中学受験市場に支持される「中高一貫校」(4)海城
☆海城は、東大をはじめ大学合格実績が破格によいのは周知の事実である。しかし、さらに伸びる学校として中学受験市場の期待値は高い。
☆サンデー毎日(2013.10.20)ではこんな記事が載っている。
海城は、今年から「グローバル教育部」を立ち上げた。国際社会で活躍できる視野や能力を持った人材の育成を強化するためだ。在校生の留学や海外大学進学の支援を本格的に行う。英語教育や海外研修の充実にも力を入れる。
☆2011年から高校入試を廃して、その分中学から帰国生30人を受け入れる入試を始めた。それから3年。この入試は成功を収めたがゆえに、帰国生の才能をさらに伸ばすカリキュラムイノベーションが内部でおこったわけだ。その一つがというかその結実が「グローバル教育部」なのであろう。
☆これが他校のグローバル教育とどう違うのだろうか?このことを理解することによって、実は、海城が中学受験市場のパワーポジションを変えるということに気づくはずである。
☆受験市場はそういう動きには最前線にある。雰囲気で察知する。それゆえ、大いに海城を支持しているのである。簡単に言うと、駒東より海城の方が開成、麻布と競争関係に入るということである。
☆中学受験市場では、海城は開成、武蔵と同じように「グローバル教育に力を入れている学校」として支持されている。ここに駒東と麻布は入っていない。
☆なぜか?駒東は隠れ帰国生がたくさん一般入試で合格しているが、帰国生入試をことさらやる必要はないとう相変わらずガラパゴスであることは明らかだから、自ずと海城に距離を開けられる。
☆麻布は逆に本物のグローバル教育を行っているため、ことさら海外大学進路指導を組まなくても、海外大学に行ってしまう。ただし、入試制度が日本と海外では違うから、高2でインターナショナルスクールに奨学金をもらって転校し、アイビー大学に進学するケースもあり、中学受験業界的にはそのような実績はカウントしないから麻布のグローバル教育の本質を見える化できないでいるのだろう。
☆しかし、海城はそこは鋭く読み解く人材が豊富だ。開成や武蔵のようにハーバード大学だ、IBだなどというような進路先教育や外注システムをそのまま持ち込むようなことはしない。
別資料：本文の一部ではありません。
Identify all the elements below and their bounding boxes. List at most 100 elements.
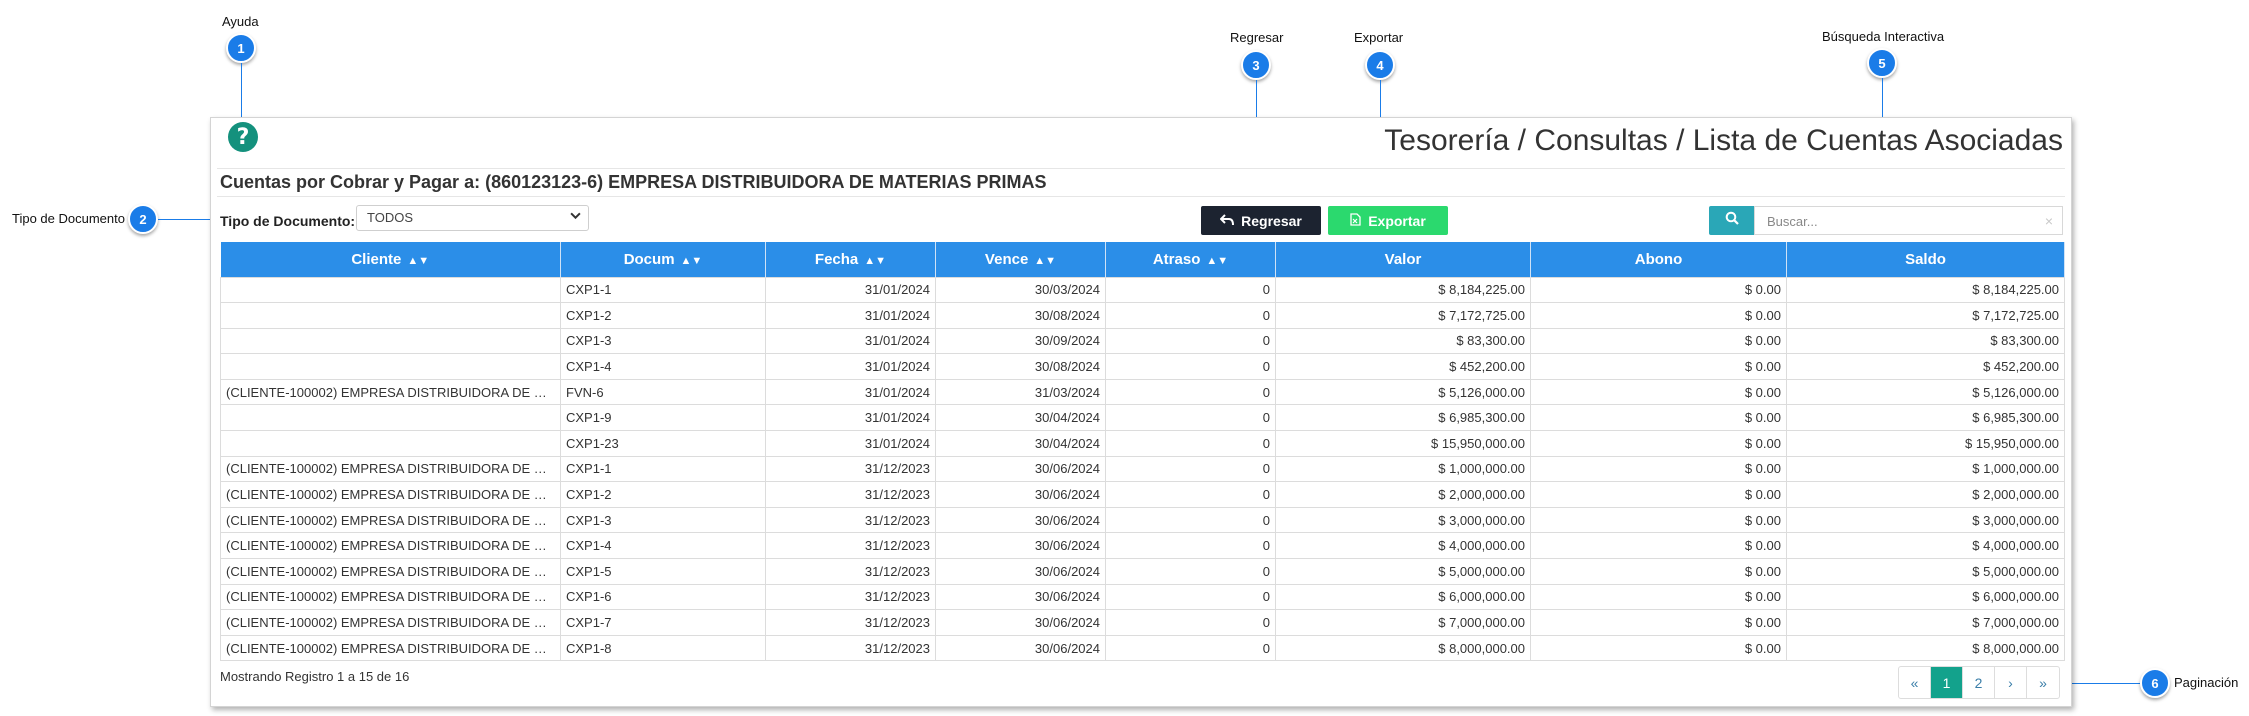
table-row[interactable]: CXP1-23 31/01/2024 30/04/2024 0 $ 15,950,000… bbox=[220, 430, 2065, 457]
cell-saldo: $ 5,126,000.00 bbox=[1786, 378, 2065, 406]
page-2-button[interactable]: 2 bbox=[1963, 667, 1995, 698]
cell-atraso: 0 bbox=[1105, 378, 1276, 406]
page-subtitle: Cuentas por Cobrar y Pagar a: (860123123… bbox=[220, 172, 1047, 192]
clear-icon[interactable]: × bbox=[2045, 213, 2053, 229]
cell-valor: $ 5,126,000.00 bbox=[1275, 378, 1531, 406]
table-row[interactable]: (CLIENTE-100002) EMPRESA DISTRIBUIDORA D… bbox=[220, 558, 2065, 585]
cell-valor: $ 6,985,300.00 bbox=[1275, 404, 1531, 432]
column-header-docum[interactable]: Docum ▲▼ bbox=[560, 242, 766, 277]
table-row[interactable]: (CLIENTE-100002) EMPRESA DISTRIBUIDORA D… bbox=[220, 583, 2065, 611]
cell-vence: 30/06/2024 bbox=[935, 506, 1106, 534]
table-row[interactable]: (CLIENTE-100002) EMPRESA DISTRIBUIDORA D… bbox=[220, 506, 2065, 534]
table-row[interactable]: (CLIENTE-100002) EMPRESA DISTRIBUIDORA D… bbox=[220, 378, 2065, 406]
page-1-button[interactable]: 1 bbox=[1931, 667, 1963, 698]
cell-fecha: 31/12/2023 bbox=[765, 583, 936, 611]
records-info: Mostrando Registro 1 a 15 de 16 bbox=[220, 669, 410, 684]
page-next-button[interactable]: › bbox=[1995, 667, 2027, 698]
table-row[interactable]: CXP1-9 31/01/2024 30/04/2024 0 $ 6,985,300.0… bbox=[220, 404, 2065, 432]
callout-badge-2: 2 bbox=[128, 204, 158, 234]
table-row[interactable]: CXP1-3 31/01/2024 30/09/2024 0 $ 83,300.00 $ … bbox=[220, 327, 2065, 355]
cell-saldo: $ 6,000,000.00 bbox=[1786, 583, 2065, 611]
cell-docum: CXP1-2 bbox=[560, 302, 766, 329]
search-input[interactable]: Buscar... × bbox=[1754, 206, 2063, 235]
column-label: Vence bbox=[984, 250, 1029, 268]
table-row[interactable]: CXP1-1 31/01/2024 30/03/2024 0 $ 8,184,225.0… bbox=[220, 276, 2065, 304]
help-question-icon[interactable]: ? bbox=[228, 122, 258, 152]
cell-cliente: (CLIENTE-100002) EMPRESA DISTRIBUIDORA D… bbox=[220, 455, 561, 483]
column-header-vence[interactable]: Vence ▲▼ bbox=[935, 242, 1106, 277]
page-last-button[interactable]: » bbox=[2027, 667, 2059, 698]
cell-saldo: $ 3,000,000.00 bbox=[1786, 506, 2065, 534]
callout-label-busqueda: Búsqueda Interactiva bbox=[1822, 29, 1945, 44]
callout-line-6 bbox=[2072, 683, 2140, 684]
cell-saldo: $ 452,200.00 bbox=[1786, 353, 2065, 380]
table-row[interactable]: CXP1-4 31/01/2024 30/08/2024 0 $ 452,200.00 $… bbox=[220, 353, 2065, 380]
cell-abono: $ 0.00 bbox=[1530, 378, 1787, 406]
divider bbox=[217, 196, 2065, 197]
cell-fecha: 31/01/2024 bbox=[765, 430, 936, 457]
export-button[interactable]: Exportar bbox=[1328, 206, 1448, 235]
cell-fecha: 31/12/2023 bbox=[765, 609, 936, 636]
cell-cliente: (CLIENTE-100002) EMPRESA DISTRIBUIDORA D… bbox=[220, 558, 561, 585]
column-label: Fecha bbox=[814, 250, 859, 268]
back-button[interactable]: Regresar bbox=[1201, 206, 1321, 235]
cell-docum: CXP1-1 bbox=[560, 455, 766, 483]
cell-atraso: 0 bbox=[1105, 276, 1276, 304]
table-header-row: Cliente ▲▼ Docum ▲▼ Fecha ▲▼ Vence ▲▼ Atraso… bbox=[220, 242, 2065, 277]
chevron-down-icon bbox=[570, 210, 581, 224]
callout-badge-1: 1 bbox=[226, 33, 256, 63]
accounts-panel: ? Tesorería / Consultas / Lista de Cuent… bbox=[210, 117, 2072, 707]
table-row[interactable]: (CLIENTE-100002) EMPRESA DISTRIBUIDORA D… bbox=[220, 455, 2065, 483]
cell-docum: FVN-6 bbox=[560, 378, 766, 406]
table-body: CXP1-1 31/01/2024 30/03/2024 0 $ 8,184,225.0… bbox=[220, 276, 2065, 662]
callout-label-regresar: Regresar bbox=[1230, 30, 1284, 45]
cell-valor: $ 3,000,000.00 bbox=[1275, 506, 1531, 534]
cell-fecha: 31/01/2024 bbox=[765, 353, 936, 380]
cell-cliente: (CLIENTE-100002) EMPRESA DISTRIBUIDORA D… bbox=[220, 634, 561, 662]
cell-valor: $ 83,300.00 bbox=[1275, 327, 1531, 355]
cell-abono: $ 0.00 bbox=[1530, 481, 1787, 508]
cell-docum: CXP1-7 bbox=[560, 609, 766, 636]
cell-docum: CXP1-5 bbox=[560, 558, 766, 585]
cell-saldo: $ 2,000,000.00 bbox=[1786, 481, 2065, 508]
table-row[interactable]: CXP1-2 31/01/2024 30/08/2024 0 $ 7,172,725.0… bbox=[220, 302, 2065, 329]
doc-type-select[interactable]: TODOS bbox=[356, 205, 589, 231]
page-title: Tesorería / Consultas / Lista de Cuentas… bbox=[1384, 124, 2063, 157]
cell-fecha: 31/01/2024 bbox=[765, 327, 936, 355]
cell-docum: CXP1-9 bbox=[560, 404, 766, 432]
column-header-cliente[interactable]: Cliente ▲▼ bbox=[220, 242, 561, 277]
column-label: Docum bbox=[623, 250, 675, 268]
search-button[interactable] bbox=[1709, 206, 1754, 235]
sort-icon: ▲▼ bbox=[407, 254, 430, 267]
cell-atraso: 0 bbox=[1105, 609, 1276, 636]
table-row[interactable]: (CLIENTE-100002) EMPRESA DISTRIBUIDORA D… bbox=[220, 634, 2065, 662]
cell-abono: $ 0.00 bbox=[1530, 404, 1787, 432]
cell-docum: CXP1-6 bbox=[560, 583, 766, 611]
table-row[interactable]: (CLIENTE-100002) EMPRESA DISTRIBUIDORA D… bbox=[220, 532, 2065, 560]
cell-valor: $ 2,000,000.00 bbox=[1275, 481, 1531, 508]
cell-vence: 30/08/2024 bbox=[935, 353, 1106, 380]
cell-vence: 30/03/2024 bbox=[935, 276, 1106, 304]
cell-fecha: 31/01/2024 bbox=[765, 302, 936, 329]
cell-saldo: $ 1,000,000.00 bbox=[1786, 455, 2065, 483]
export-button-label: Exportar bbox=[1368, 212, 1426, 229]
column-header-atraso[interactable]: Atraso ▲▼ bbox=[1105, 242, 1276, 277]
pagination: « 1 2 › » bbox=[1898, 666, 2060, 699]
cell-fecha: 31/12/2023 bbox=[765, 634, 936, 662]
divider bbox=[217, 168, 2065, 169]
table-row[interactable]: (CLIENTE-100002) EMPRESA DISTRIBUIDORA D… bbox=[220, 481, 2065, 508]
cell-vence: 30/06/2024 bbox=[935, 609, 1106, 636]
cell-abono: $ 0.00 bbox=[1530, 276, 1787, 304]
accounts-table: Cliente ▲▼ Docum ▲▼ Fecha ▲▼ Vence ▲▼ Atraso… bbox=[220, 242, 2065, 662]
cell-abono: $ 0.00 bbox=[1530, 430, 1787, 457]
cell-vence: 30/09/2024 bbox=[935, 327, 1106, 355]
column-header-abono: Abono bbox=[1530, 242, 1787, 277]
cell-docum: CXP1-4 bbox=[560, 353, 766, 380]
table-row[interactable]: (CLIENTE-100002) EMPRESA DISTRIBUIDORA D… bbox=[220, 609, 2065, 636]
cell-vence: 30/04/2024 bbox=[935, 430, 1106, 457]
cell-docum: CXP1-23 bbox=[560, 430, 766, 457]
page-first-button[interactable]: « bbox=[1899, 667, 1931, 698]
cell-saldo: $ 8,184,225.00 bbox=[1786, 276, 2065, 304]
column-header-fecha[interactable]: Fecha ▲▼ bbox=[765, 242, 936, 277]
cell-atraso: 0 bbox=[1105, 430, 1276, 457]
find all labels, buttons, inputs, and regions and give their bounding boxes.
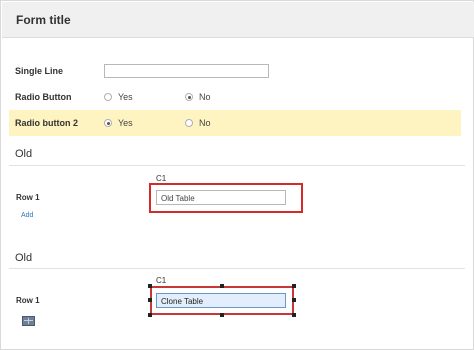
column-header: C1 [156,174,167,183]
resize-handle[interactable] [292,313,296,317]
table-icon[interactable] [22,316,35,326]
radio-selected-icon [185,93,193,101]
radio2-no-label: No [199,118,211,128]
resize-handle[interactable] [220,313,224,317]
old-table-cell-input[interactable]: Old Table [156,190,286,205]
radio-selected-icon [104,119,112,127]
radio-circle-icon [185,119,193,127]
resize-handle[interactable] [292,284,296,288]
single-line-label: Single Line [15,66,64,76]
resize-handle[interactable] [220,284,224,288]
radio1-option-yes[interactable]: Yes [104,92,133,102]
radio1-option-no[interactable]: No [185,92,211,102]
form-header: Form title [2,2,474,38]
add-row-link[interactable]: Add [21,212,33,219]
single-line-input[interactable] [104,64,269,78]
form-frame: Form title Single Line Radio Button Yes … [0,0,474,350]
resize-handle[interactable] [148,298,152,302]
radio-circle-icon [104,93,112,101]
row-label: Row 1 [16,296,40,305]
resize-handle[interactable] [292,298,296,302]
form-title: Form title [16,13,71,27]
clone-table-cell-input[interactable]: Clone Table [156,293,286,308]
radio2-option-no[interactable]: No [185,118,211,128]
radio1-yes-label: Yes [118,92,133,102]
section-divider [9,165,465,166]
resize-handle[interactable] [148,284,152,288]
radio2-yes-label: Yes [118,118,133,128]
radio-button-2-label: Radio button 2 [15,118,78,128]
section-title: Old [15,148,33,160]
radio1-no-label: No [199,92,211,102]
row-label: Row 1 [16,193,40,202]
section-divider [9,268,465,269]
radio-button-label: Radio Button [15,92,72,102]
section-title: Old [15,252,33,264]
resize-handle[interactable] [148,313,152,317]
column-header: C1 [156,276,167,285]
radio2-option-yes[interactable]: Yes [104,118,133,128]
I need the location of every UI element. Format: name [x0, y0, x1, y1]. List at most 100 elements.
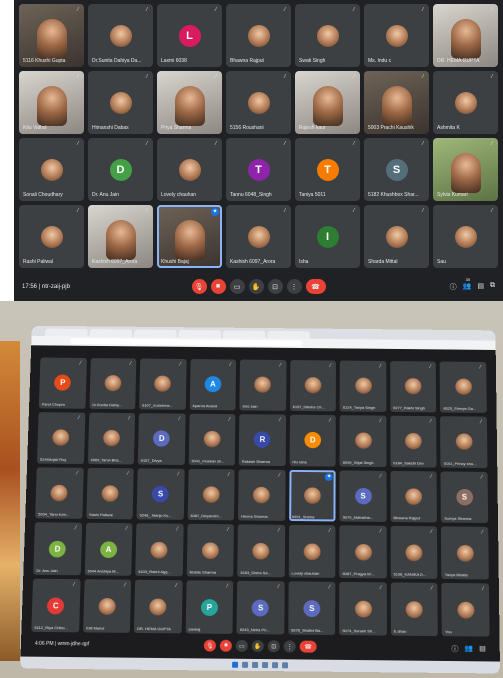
participant-tile[interactable]: ⁄ Dr.Sunita Dahiya Da...	[88, 4, 153, 67]
participant-tile[interactable]: ⁄ Lovely chauhan	[288, 525, 336, 579]
participant-tile[interactable]: R ⁄ Rakesh Sharma	[238, 413, 286, 466]
participant-tile[interactable]: ⁄ 6069_Tanvi Bha...	[87, 412, 136, 465]
participant-tile[interactable]: ⁄ Dr.Sunita Dahiy...	[88, 358, 137, 410]
participant-tile[interactable]: ⁄ You	[441, 583, 490, 637]
participant-tile[interactable]: ⁄ Kriti Manvi	[82, 579, 132, 633]
more-options-icon[interactable]: ⋮	[283, 640, 296, 653]
hangup-button[interactable]: ☎	[305, 279, 326, 294]
participant-tile[interactable]: ✦ 5091_Sneha	[288, 469, 336, 522]
participant-tile[interactable]: ⁄ Rashi Paliwal	[19, 205, 84, 268]
participant-tile[interactable]: ⁄ E.dhan	[390, 582, 439, 637]
participant-tile[interactable]: ⁄ Kashish 6097_Arora	[226, 205, 291, 268]
participant-tile[interactable]: ⁄ Kashish 6097_Arora	[88, 205, 153, 268]
participant-tile[interactable]: S ⁄ Sumya Sharma	[440, 471, 489, 524]
participant-tile[interactable]: ⁄ Heena Sharma	[238, 469, 286, 522]
participant-tile[interactable]: ⁄ 6087_Divyanshi...	[187, 468, 235, 521]
participant-tile[interactable]: I ⁄ Isha	[295, 205, 360, 268]
participant-tile[interactable]: ⁄ Sharda Mittal	[364, 205, 429, 268]
participant-tile[interactable]: ⁄ Ms. Indu c	[364, 4, 429, 67]
participant-tile[interactable]: ⁄ Lovely chauhan	[157, 138, 222, 201]
participant-tile[interactable]: ⁄ Bhawna Rajput	[390, 470, 438, 523]
participant-tile[interactable]: ⁄ Kitu Vathsl	[19, 71, 84, 134]
participant-tile[interactable]: T ⁄ Taniya 5011	[295, 138, 360, 201]
participant-tile[interactable]: ⁄ 6124_Tanya Singh	[340, 360, 387, 412]
participant-tile[interactable]: ⁄ Rashi Paliwal	[85, 467, 134, 520]
participant-tile[interactable]: P ⁄ Parul Chopra	[38, 357, 87, 409]
participant-tile[interactable]: ⁄ DR. HEMA GUPTA	[133, 579, 183, 634]
participant-tile[interactable]: S ⁄ 5070_Mahakha...	[339, 470, 387, 523]
participant-tile[interactable]: ⁄ Himanshi Dabas	[88, 71, 153, 134]
url-field[interactable]	[69, 338, 303, 347]
participant-tile[interactable]: ⁄ Ashmita K	[433, 71, 498, 134]
participant-tile[interactable]: ⁄ DR. HEMA GUPTA	[433, 4, 498, 67]
more-options-icon[interactable]: ⋮	[286, 279, 302, 294]
participant-tile[interactable]: ✦ Khushi Bajaj	[157, 205, 222, 268]
participant-tile[interactable]: A ⁄ 6044 Anshiya M...	[84, 523, 133, 576]
participant-tile[interactable]: ⁄ 5003 Prachi Kaushik	[364, 71, 429, 134]
participant-tile[interactable]: ⁄ Swati Singh	[295, 4, 360, 67]
captions-icon[interactable]: ▭	[229, 279, 245, 294]
mic-off-icon[interactable]: 🎙	[191, 279, 207, 294]
participant-tile[interactable]: ⁄ Sylvia Kumari	[433, 138, 498, 201]
present-icon[interactable]: ⊡	[267, 279, 283, 294]
participant-tile[interactable]: ⁄ 5041_muskan sh...	[188, 413, 236, 466]
participant-tile[interactable]: S ⁄ 5076_Shalini Ba...	[288, 581, 336, 635]
participant-tile[interactable]: ⁄ 6107_Kurishma...	[139, 358, 187, 410]
participant-tile[interactable]: ⁄ 5156 Roushani	[226, 71, 291, 134]
participant-tile[interactable]: ⁄ 6103_Rakhi Agg...	[135, 523, 184, 577]
participant-tile[interactable]: ⁄ 5277_Rakhi Singh	[390, 361, 437, 413]
participant-tile[interactable]: S ⁄ 5243_Neha Pri...	[236, 580, 285, 635]
participant-tile[interactable]: ⁄ 5244Anjali Roy	[36, 411, 85, 464]
participant-tile[interactable]: ⁄ Mobile Sharma	[186, 524, 235, 578]
participant-tile[interactable]: D ⁄ Dr. Anu Jain	[88, 138, 153, 201]
raise-hand-icon[interactable]: ✋	[248, 279, 264, 294]
participant-tile[interactable]: L ⁄ Laxmi 6038	[157, 4, 222, 67]
participant-tile[interactable]: ⁄ Priya Sharma	[157, 71, 222, 134]
participant-tile[interactable]: D ⁄ 6157_Divya	[137, 412, 186, 465]
chat-icon[interactable]: ▤	[479, 644, 486, 654]
participant-tile[interactable]: S ⁄ 5182 Khushbox Shar...	[364, 138, 429, 201]
activities-icon[interactable]: ⧉	[490, 282, 495, 292]
taskbar-app-icon[interactable]	[272, 662, 279, 669]
people-icon[interactable]: 👥	[464, 644, 473, 654]
taskbar-app-icon[interactable]	[262, 662, 269, 669]
present-icon[interactable]: ⊡	[267, 640, 280, 653]
participant-tile[interactable]: ⁄ 6157_Diksha Ch...	[289, 360, 337, 412]
participant-tile[interactable]: ⁄ Rajesh kaur	[295, 71, 360, 134]
participant-tile[interactable]: ⁄ 6184_Sakshi Dev	[390, 415, 437, 468]
mic-off-icon[interactable]: 🎙	[203, 639, 216, 652]
participant-tile[interactable]: ⁄ 5183_Disha Sa...	[237, 524, 285, 578]
participant-tile[interactable]: ⁄ Tanya Bhatia	[441, 526, 489, 580]
participant-tile[interactable]: ⁄ 5196_KANIKA D...	[390, 526, 438, 580]
participant-tile[interactable]: ⁄ 6087_Pragya kh...	[339, 525, 387, 579]
camera-off-icon[interactable]: ■	[219, 639, 232, 652]
participant-tile[interactable]: ⁄ Bhawna Rajput	[226, 4, 291, 67]
participant-tile[interactable]: ⁄ 5034_Tanu kum...	[35, 466, 84, 520]
participant-tile[interactable]: ⁄ 6099_Srijal Singh	[339, 415, 387, 467]
people-icon[interactable]: 👥 35	[463, 277, 472, 292]
participant-tile[interactable]: C ⁄ 5112_Riya Chibu...	[31, 578, 81, 633]
raise-hand-icon[interactable]: ✋	[251, 640, 264, 653]
participant-tile[interactable]: ⁄ Kirti Jain	[239, 359, 287, 411]
info-icon[interactable]: ⓘ	[451, 644, 458, 654]
info-icon[interactable]: ⓘ	[450, 282, 457, 292]
participant-tile[interactable]: D ⁄ Dr. Anu Jain	[33, 522, 82, 576]
participant-tile[interactable]: ⁄ 5074_Sonam Sh...	[339, 582, 387, 636]
taskbar-app-icon[interactable]	[282, 662, 289, 669]
windows-start-icon[interactable]	[232, 661, 239, 668]
participant-tile[interactable]: D ⁄ ritu rana	[289, 414, 337, 467]
participant-tile[interactable]: A ⁄ Aparna Anand	[189, 359, 237, 411]
participant-tile[interactable]: ⁄ 5116 Khushi Gupta	[19, 4, 84, 67]
camera-off-icon[interactable]: ■	[210, 279, 226, 294]
taskbar-app-icon[interactable]	[242, 661, 249, 668]
taskbar-app-icon[interactable]	[252, 661, 259, 668]
captions-icon[interactable]: ▭	[235, 639, 248, 652]
participant-tile[interactable]: ⁄ Sau	[433, 205, 498, 268]
participant-tile[interactable]: ⁄ 6025_Shreya Ga...	[440, 361, 487, 413]
hangup-button[interactable]: ☎	[299, 640, 317, 653]
participant-tile[interactable]: S ⁄ 5248_ Manju Ku...	[136, 467, 185, 521]
participant-tile[interactable]: ⁄ Sonali Choudhary	[19, 138, 84, 201]
participant-tile[interactable]: P ⁄ pankaj	[185, 580, 234, 634]
participant-tile[interactable]: T ⁄ Tannu 6048_Singh	[226, 138, 291, 201]
participant-tile[interactable]: ⁄ 5161_Princy sha...	[440, 416, 488, 468]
☆麻布のように思想としてのかつ活動としてのグローバル教育という世界標準の教育を構築しつつある。
☆麻布は、海城に感謝しなければならないかもしれない。今のままでは本質は見えないから、開成に溝を開けられるままだが、海城が麻布の本質を反射して世に広めるから、麻布、開成、海城、武蔵というAグループが、駒東、桐朋、巣鴨、聖光、浅野というBグループと次元の違うポジショニングになるだろうからだ。筑駒と慶応普通部は、それぞれ独自の次元を確保したまま。
☆さて、すでに海城の帰国生入試問題は、高次思考を求めているし、一般受験も各教科に部分的にではあるが、高次思考力問題が埋め込まれている。そこがBグループと大きく違うところだ。
☆つまり、海城はIBのワークショップに参加しながらもそれはあくまでもリサーチの一環で、独自のグローバル教育を模索している。そして当然ながら一般生と帰国生のシナジー効果を生み出そうとしている。
☆「海城と帰国生が意味するコト(2010.6.27)」の記事で、筆者はこう書いている。
業界でユニクロがパワーポジションを変えたように、大学や教育でもそれは起こるのは必然だろう。どこがそこに着手するかだけだ。
それにしても、最終的には麻布と海城の教育の質の競争になるわけだが、それはそれで私学市場としてはよいことではあるまいか。
☆世の中そういう流れになっていることは確かなようだ。